Haberde, “Kaligrafi sanatının güzelliğinden ve görkeminden etkilendim. Osmanlı sanatını korumanın gelecek nesiller için önemli olduğunu anladım” diyen Sabancı’nın, iş ortağı DuPont Ailesi’nden etkilenerek, 1998 yılında içinde yaşadığı köşkü müze yapmaya karar verdiği anlatıldı. Arkadaşlarının Sabancı’nın bu kararı üzerine ona “Sen deli misin? Böyle bir ev bırakılır mı? Öldükten sonra bağışlarsın” dedikleri, ancak Sabancı’nın müzeyi kendisi hayattayken görmekte ısrar ettiği okurlara aktarıldı. Haberde, müze yapılırken, Sabancı koleksiyonlarının Lacma’dan Louvre’a dünyanın ünlü müzelerinde sergilenerek, uzun bir yolculuk yaptığı bilgisine de yer verildi.

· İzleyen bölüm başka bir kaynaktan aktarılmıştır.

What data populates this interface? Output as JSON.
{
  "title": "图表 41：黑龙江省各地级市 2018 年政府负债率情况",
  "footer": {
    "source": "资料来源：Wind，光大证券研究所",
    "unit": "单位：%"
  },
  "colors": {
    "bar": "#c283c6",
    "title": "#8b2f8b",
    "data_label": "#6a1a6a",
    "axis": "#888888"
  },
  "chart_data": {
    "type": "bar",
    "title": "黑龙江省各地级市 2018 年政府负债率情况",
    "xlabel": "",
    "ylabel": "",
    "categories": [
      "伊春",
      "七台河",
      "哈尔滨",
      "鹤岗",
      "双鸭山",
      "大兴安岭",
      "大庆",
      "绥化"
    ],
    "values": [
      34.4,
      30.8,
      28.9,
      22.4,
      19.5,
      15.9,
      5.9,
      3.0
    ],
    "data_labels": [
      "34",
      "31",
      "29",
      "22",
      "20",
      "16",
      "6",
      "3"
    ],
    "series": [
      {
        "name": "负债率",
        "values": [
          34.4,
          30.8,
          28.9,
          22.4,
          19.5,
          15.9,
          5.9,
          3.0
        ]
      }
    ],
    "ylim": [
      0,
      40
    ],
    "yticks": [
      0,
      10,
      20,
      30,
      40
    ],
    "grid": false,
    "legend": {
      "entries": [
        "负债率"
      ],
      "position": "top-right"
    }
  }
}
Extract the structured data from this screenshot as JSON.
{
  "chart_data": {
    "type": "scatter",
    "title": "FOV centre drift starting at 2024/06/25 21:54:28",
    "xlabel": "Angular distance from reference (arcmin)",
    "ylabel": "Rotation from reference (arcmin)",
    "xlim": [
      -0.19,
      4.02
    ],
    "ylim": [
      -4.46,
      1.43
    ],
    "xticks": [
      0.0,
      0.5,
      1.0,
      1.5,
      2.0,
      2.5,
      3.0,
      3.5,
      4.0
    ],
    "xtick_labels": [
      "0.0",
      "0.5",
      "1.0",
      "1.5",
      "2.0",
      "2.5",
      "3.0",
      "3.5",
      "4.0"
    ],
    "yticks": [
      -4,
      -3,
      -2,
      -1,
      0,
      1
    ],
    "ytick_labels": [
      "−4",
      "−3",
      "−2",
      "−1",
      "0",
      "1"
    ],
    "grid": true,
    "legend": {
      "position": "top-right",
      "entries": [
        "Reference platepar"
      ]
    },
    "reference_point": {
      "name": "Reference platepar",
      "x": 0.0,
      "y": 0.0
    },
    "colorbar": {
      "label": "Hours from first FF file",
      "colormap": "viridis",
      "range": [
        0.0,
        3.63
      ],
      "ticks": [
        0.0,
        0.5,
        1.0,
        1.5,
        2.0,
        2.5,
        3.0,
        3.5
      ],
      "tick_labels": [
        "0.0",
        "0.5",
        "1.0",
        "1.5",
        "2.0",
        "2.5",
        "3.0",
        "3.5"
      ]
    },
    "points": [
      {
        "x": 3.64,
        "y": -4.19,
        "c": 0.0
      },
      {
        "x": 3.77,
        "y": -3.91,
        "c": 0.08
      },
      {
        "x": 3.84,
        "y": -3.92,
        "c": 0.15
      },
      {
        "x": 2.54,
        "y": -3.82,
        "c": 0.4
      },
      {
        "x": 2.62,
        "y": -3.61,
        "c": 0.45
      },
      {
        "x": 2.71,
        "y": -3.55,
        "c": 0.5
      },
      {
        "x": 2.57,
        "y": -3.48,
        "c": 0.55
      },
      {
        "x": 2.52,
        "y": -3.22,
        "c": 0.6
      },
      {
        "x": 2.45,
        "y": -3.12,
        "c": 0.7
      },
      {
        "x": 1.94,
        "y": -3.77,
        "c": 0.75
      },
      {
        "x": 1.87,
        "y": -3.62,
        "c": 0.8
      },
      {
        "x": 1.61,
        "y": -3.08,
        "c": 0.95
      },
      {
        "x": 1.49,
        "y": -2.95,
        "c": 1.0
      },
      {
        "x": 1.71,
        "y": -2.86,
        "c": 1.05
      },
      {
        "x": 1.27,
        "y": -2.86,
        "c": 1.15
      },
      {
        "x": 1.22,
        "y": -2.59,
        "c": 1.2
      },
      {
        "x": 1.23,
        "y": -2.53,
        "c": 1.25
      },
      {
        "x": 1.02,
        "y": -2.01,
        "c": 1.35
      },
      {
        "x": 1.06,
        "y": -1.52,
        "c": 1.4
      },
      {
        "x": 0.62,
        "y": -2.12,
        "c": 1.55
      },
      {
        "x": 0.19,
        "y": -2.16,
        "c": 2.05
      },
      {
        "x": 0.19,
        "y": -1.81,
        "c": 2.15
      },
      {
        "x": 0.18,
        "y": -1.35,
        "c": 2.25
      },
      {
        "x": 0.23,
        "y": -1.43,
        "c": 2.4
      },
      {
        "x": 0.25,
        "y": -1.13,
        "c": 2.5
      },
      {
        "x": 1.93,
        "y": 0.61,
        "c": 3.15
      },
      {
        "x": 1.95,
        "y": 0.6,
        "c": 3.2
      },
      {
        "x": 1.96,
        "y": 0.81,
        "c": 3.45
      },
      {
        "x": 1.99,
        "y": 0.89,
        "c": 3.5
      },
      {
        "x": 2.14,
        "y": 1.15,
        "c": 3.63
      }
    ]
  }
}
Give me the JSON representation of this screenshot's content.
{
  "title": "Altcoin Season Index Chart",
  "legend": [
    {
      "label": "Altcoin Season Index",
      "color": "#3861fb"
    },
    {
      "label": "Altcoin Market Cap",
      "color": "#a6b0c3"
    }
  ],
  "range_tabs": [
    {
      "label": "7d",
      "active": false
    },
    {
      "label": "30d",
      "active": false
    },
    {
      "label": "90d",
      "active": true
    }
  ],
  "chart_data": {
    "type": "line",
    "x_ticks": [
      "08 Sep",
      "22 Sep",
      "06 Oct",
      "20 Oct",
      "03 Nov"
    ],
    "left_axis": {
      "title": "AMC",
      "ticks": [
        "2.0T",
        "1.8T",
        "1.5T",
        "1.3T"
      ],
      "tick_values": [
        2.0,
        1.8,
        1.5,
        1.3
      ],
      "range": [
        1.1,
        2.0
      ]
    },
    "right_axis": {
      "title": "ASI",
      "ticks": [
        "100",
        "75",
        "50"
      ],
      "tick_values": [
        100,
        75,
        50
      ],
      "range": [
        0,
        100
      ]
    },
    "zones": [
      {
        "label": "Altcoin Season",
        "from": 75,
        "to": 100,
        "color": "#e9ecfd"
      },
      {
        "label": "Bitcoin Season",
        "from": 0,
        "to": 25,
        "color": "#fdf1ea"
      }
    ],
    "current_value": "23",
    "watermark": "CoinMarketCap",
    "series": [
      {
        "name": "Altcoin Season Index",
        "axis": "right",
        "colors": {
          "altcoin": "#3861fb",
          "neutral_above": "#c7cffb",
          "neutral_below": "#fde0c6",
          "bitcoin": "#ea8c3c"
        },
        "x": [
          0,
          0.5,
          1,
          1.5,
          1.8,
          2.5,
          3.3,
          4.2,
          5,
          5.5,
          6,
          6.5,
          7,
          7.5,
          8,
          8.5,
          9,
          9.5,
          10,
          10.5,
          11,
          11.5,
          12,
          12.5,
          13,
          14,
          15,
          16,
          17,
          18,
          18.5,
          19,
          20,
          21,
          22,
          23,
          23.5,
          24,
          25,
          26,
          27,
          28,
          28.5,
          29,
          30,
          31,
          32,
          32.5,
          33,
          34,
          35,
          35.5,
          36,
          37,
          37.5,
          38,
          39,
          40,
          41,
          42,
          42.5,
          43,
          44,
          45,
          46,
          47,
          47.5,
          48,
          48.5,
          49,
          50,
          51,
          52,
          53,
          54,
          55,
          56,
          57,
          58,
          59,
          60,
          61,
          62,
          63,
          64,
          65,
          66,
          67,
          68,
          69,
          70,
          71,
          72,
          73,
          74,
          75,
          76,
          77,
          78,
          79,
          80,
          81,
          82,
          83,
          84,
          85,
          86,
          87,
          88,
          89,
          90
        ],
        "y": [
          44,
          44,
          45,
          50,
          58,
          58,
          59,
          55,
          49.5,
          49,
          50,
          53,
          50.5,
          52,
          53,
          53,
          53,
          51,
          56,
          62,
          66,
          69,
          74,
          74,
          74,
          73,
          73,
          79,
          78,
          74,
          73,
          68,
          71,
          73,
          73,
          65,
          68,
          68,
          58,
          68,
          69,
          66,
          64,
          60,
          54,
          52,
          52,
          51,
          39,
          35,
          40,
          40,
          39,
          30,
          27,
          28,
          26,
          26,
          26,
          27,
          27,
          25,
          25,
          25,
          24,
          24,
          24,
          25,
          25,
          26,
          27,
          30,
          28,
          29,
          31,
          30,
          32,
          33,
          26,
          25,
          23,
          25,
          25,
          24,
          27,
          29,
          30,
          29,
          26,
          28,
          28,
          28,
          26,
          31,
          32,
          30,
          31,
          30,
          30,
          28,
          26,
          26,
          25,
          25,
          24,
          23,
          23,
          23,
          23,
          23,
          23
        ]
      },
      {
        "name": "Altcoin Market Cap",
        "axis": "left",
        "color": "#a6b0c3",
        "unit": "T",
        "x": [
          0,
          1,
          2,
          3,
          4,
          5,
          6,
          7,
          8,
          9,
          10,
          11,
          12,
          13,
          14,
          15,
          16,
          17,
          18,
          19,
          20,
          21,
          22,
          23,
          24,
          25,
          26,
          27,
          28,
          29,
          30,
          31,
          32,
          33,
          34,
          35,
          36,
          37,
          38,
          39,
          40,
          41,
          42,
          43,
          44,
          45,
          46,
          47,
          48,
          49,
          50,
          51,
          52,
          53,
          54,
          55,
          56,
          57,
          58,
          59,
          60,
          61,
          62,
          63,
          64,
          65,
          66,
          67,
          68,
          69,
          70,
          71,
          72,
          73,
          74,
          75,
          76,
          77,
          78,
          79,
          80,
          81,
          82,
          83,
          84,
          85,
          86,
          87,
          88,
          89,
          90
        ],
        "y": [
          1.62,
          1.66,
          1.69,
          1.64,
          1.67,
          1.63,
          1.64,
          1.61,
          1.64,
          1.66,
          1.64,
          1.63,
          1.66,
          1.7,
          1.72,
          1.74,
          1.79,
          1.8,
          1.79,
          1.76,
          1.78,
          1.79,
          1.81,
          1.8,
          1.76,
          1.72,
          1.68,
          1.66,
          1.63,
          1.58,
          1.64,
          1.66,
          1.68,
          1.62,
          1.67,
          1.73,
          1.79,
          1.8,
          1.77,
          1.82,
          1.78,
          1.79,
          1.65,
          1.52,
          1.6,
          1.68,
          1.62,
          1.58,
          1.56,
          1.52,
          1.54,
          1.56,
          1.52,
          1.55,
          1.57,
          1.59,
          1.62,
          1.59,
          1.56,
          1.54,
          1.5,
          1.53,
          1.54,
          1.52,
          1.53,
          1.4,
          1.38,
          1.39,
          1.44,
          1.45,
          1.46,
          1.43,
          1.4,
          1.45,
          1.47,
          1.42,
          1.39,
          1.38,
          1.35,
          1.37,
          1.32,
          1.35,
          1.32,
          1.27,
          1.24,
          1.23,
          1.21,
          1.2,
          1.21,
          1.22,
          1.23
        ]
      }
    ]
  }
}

1 YILDA 50 BİN KİŞİ ZİYARET ETTİ
Geçen yıl Haziran ayında Sabancı Üniversitesi’ne bağlı olarak açılan müze için yaklaşık 150 milyon dolar harcandığı anlatılan haberde, açıldığı bir sene boyunca müzeyi 50 bin kişinin ziyaret ettiği belirtildi. Haberde, kaligrafi eserlerinin özel olarak ayarlanmış karanlık odalarda sergilendiği ve eserlere uygun Türk müziği eşliğinde eserlerin “cennetten gelen ışık” gibi parladığından bahsedildi. Los Angeles Times haberinde ayrıca, Sabancı’nın müzeyi gezmeye gelenleri ellerinden tutarak gezdirdiği ve içinde 25 yıllık randevu defterleri, dünya liderleriyle çekilen fotoğraflar ve ödüllerin sergilendiği anlatıldı.

Haberde son olarak, “Genelde mutluyum” diyen Sabancı’nın, “Müze daha büyük ve daha iyi olabilirdi, ama en azından biliyorum ki benden sonra da koleksiyonlar sergilenmeye devam edecek” sözlerine yer verildi.